Camino por el pasillo con pasos firmes, ignorando sus golpes, sus empujones. Cada insulto que lanza solo me hace apretar más los dientes, mi determinación crece con cada palabra.
–¡Eres un maldito imbécil! –vocifera, mientras seguimos avanzando hacia la habitación.
Empujo la puerta de la habitación con el hombro y, con un movimiento cuidadoso, la bajo de mis brazos. Al tocar el suelo, Emily me empuja con fuerza, su rostro encendido de ira, sus ojos llameantes.
–¿Así es como tratas a las mujeres ahora? –gruñe, el odio visible en cada línea de su rostro–. ¿Cuándo te volviste un patán? –Su voz tiembla, pero no por miedo, sino por rabia. Está temblando de furia.
Me acerco a ella, nuestras respiraciones chocando, y veo sus labios temblar de indignación. Mi mano roza suavemente su brazo, y ella se estremece, pero no retrocede.

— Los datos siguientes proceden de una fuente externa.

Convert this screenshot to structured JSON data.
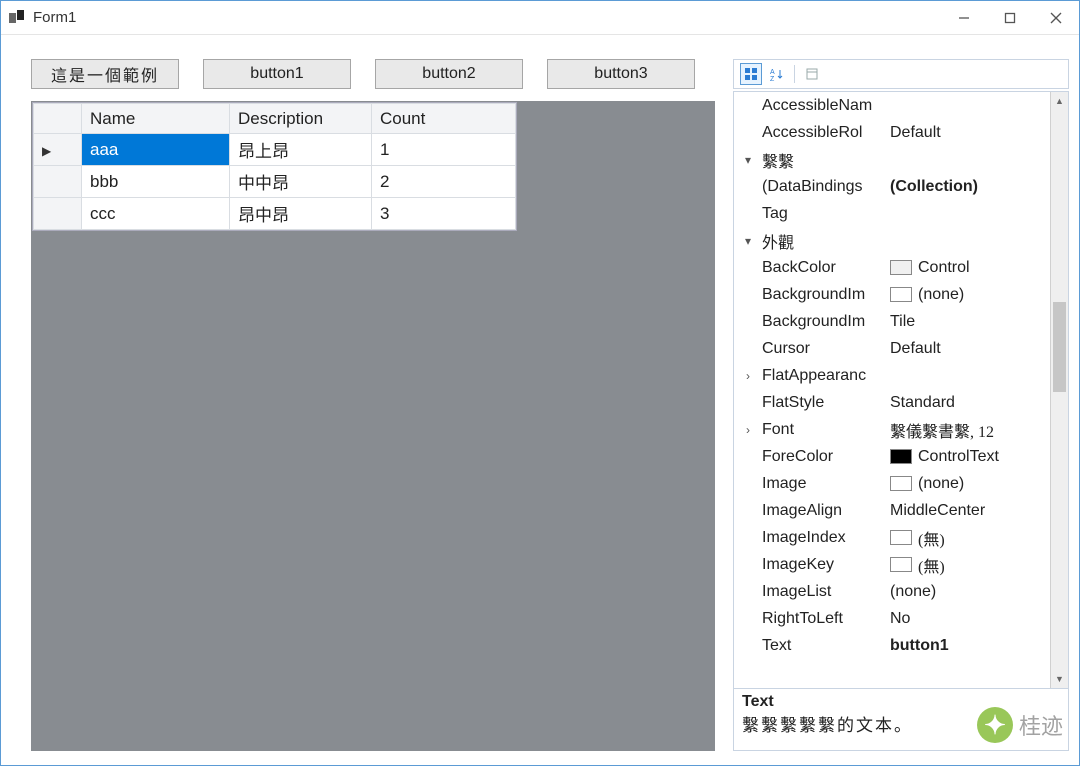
{
  "window": {
    "title": "Form1"
  },
  "buttons": [
    "這是一個範例",
    "button1",
    "button2",
    "button3"
  ],
  "grid": {
    "columns": [
      "Name",
      "Description",
      "Count"
    ],
    "rows": [
      {
        "name": "aaa",
        "desc": "昂上昂",
        "count": "1",
        "selected": true
      },
      {
        "name": "bbb",
        "desc": "中中昂",
        "count": "2",
        "selected": false
      },
      {
        "name": "ccc",
        "desc": "昂中昂",
        "count": "3",
        "selected": false
      }
    ]
  },
  "propgrid": {
    "rows": [
      {
        "kind": "prop",
        "gutter": "",
        "name": "AccessibleNam",
        "value": ""
      },
      {
        "kind": "prop",
        "gutter": "",
        "name": "AccessibleRol",
        "value": "Default"
      },
      {
        "kind": "cat",
        "gutter": "▾",
        "name": "繫繫"
      },
      {
        "kind": "prop",
        "gutter": "",
        "name": "(DataBindings",
        "value": "(Collection)",
        "bold": true
      },
      {
        "kind": "prop",
        "gutter": "",
        "name": "Tag",
        "value": ""
      },
      {
        "kind": "cat",
        "gutter": "▾",
        "name": "外觀"
      },
      {
        "kind": "prop",
        "gutter": "",
        "name": "BackColor",
        "value": "Control",
        "swatch": "#f0f0f0"
      },
      {
        "kind": "prop",
        "gutter": "",
        "name": "BackgroundIm",
        "value": "(none)",
        "swatch": "#ffffff"
      },
      {
        "kind": "prop",
        "gutter": "",
        "name": "BackgroundIm",
        "value": "Tile"
      },
      {
        "kind": "prop",
        "gutter": "",
        "name": "Cursor",
        "value": "Default"
      },
      {
        "kind": "prop",
        "gutter": "›",
        "name": "FlatAppearanc",
        "value": ""
      },
      {
        "kind": "prop",
        "gutter": "",
        "name": "FlatStyle",
        "value": "Standard"
      },
      {
        "kind": "prop",
        "gutter": "›",
        "name": "Font",
        "value": "繫儀繫書繫, 12",
        "cn": true
      },
      {
        "kind": "prop",
        "gutter": "",
        "name": "ForeColor",
        "value": "ControlText",
        "swatch": "#000000"
      },
      {
        "kind": "prop",
        "gutter": "",
        "name": "Image",
        "value": "(none)",
        "swatch": "#ffffff"
      },
      {
        "kind": "prop",
        "gutter": "",
        "name": "ImageAlign",
        "value": "MiddleCenter"
      },
      {
        "kind": "prop",
        "gutter": "",
        "name": "ImageIndex",
        "value": "(無)",
        "swatch": "#ffffff",
        "cn": true
      },
      {
        "kind": "prop",
        "gutter": "",
        "name": "ImageKey",
        "value": "(無)",
        "swatch": "#ffffff",
        "cn": true
      },
      {
        "kind": "prop",
        "gutter": "",
        "name": "ImageList",
        "value": "(none)"
      },
      {
        "kind": "prop",
        "gutter": "",
        "name": "RightToLeft",
        "value": "No"
      },
      {
        "kind": "prop",
        "gutter": "",
        "name": "Text",
        "value": "button1",
        "bold": true
      }
    ],
    "desc": {
      "title": "Text",
      "body": "繫繫繫繫繫的文本。"
    }
  },
  "watermark": "桂迹"
}
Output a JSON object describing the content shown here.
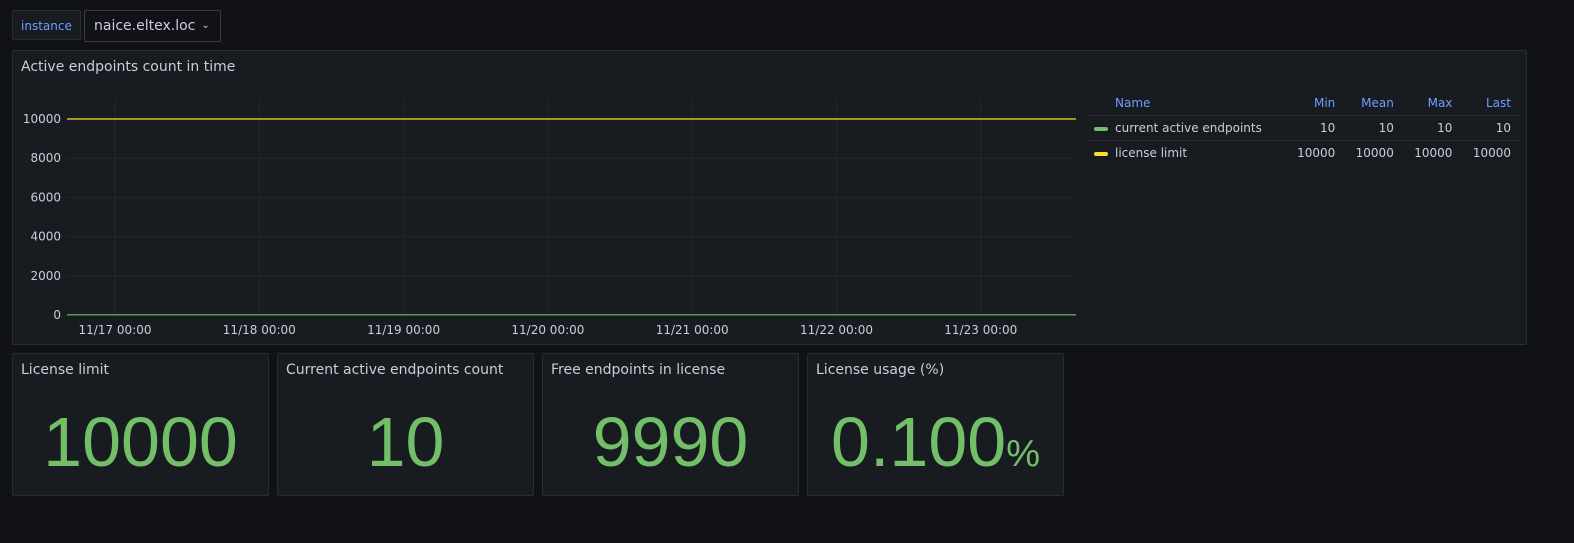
{
  "variables": {
    "instance_label": "instance",
    "instance_value": "naice.eltex.loc"
  },
  "timeseries_panel": {
    "title": "Active endpoints count in time",
    "legend": {
      "headers": {
        "name": "Name",
        "min": "Min",
        "mean": "Mean",
        "max": "Max",
        "last": "Last"
      },
      "rows": [
        {
          "name": "current active endpoints",
          "color": "#73bf69",
          "min": "10",
          "mean": "10",
          "max": "10",
          "last": "10"
        },
        {
          "name": "license limit",
          "color": "#fade2a",
          "min": "10000",
          "mean": "10000",
          "max": "10000",
          "last": "10000"
        }
      ]
    }
  },
  "chart_data": {
    "type": "line",
    "title": "Active endpoints count in time",
    "x_ticks": [
      "11/17 00:00",
      "11/18 00:00",
      "11/19 00:00",
      "11/20 00:00",
      "11/21 00:00",
      "11/22 00:00",
      "11/23 00:00"
    ],
    "y_ticks": [
      "0",
      "2000",
      "4000",
      "6000",
      "8000",
      "10000"
    ],
    "ylim": [
      0,
      10000
    ],
    "grid": true,
    "legend_position": "right",
    "series": [
      {
        "name": "current active endpoints",
        "color": "#73bf69",
        "values": [
          10,
          10,
          10,
          10,
          10,
          10,
          10
        ]
      },
      {
        "name": "license limit",
        "color": "#fade2a",
        "values": [
          10000,
          10000,
          10000,
          10000,
          10000,
          10000,
          10000
        ]
      }
    ]
  },
  "stats": [
    {
      "title": "License limit",
      "value": "10000",
      "unit": ""
    },
    {
      "title": "Current active endpoints count",
      "value": "10",
      "unit": ""
    },
    {
      "title": "Free endpoints in license",
      "value": "9990",
      "unit": ""
    },
    {
      "title": "License usage (%)",
      "value": "0.100",
      "unit": "%"
    }
  ]
}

–Golpéame si quieres –espeto, mi voz baja, llena de una calma peligrosa–. Pero no sales de aquí hasta que arreglemos lo nuestro.
Mis palabras son una promesa, un desafío. Y en sus ojos veo el choque de emociones: odio, rabia... y algo más profundo, algo que no puede ocultar dejándome sumergido en un mar de dudas.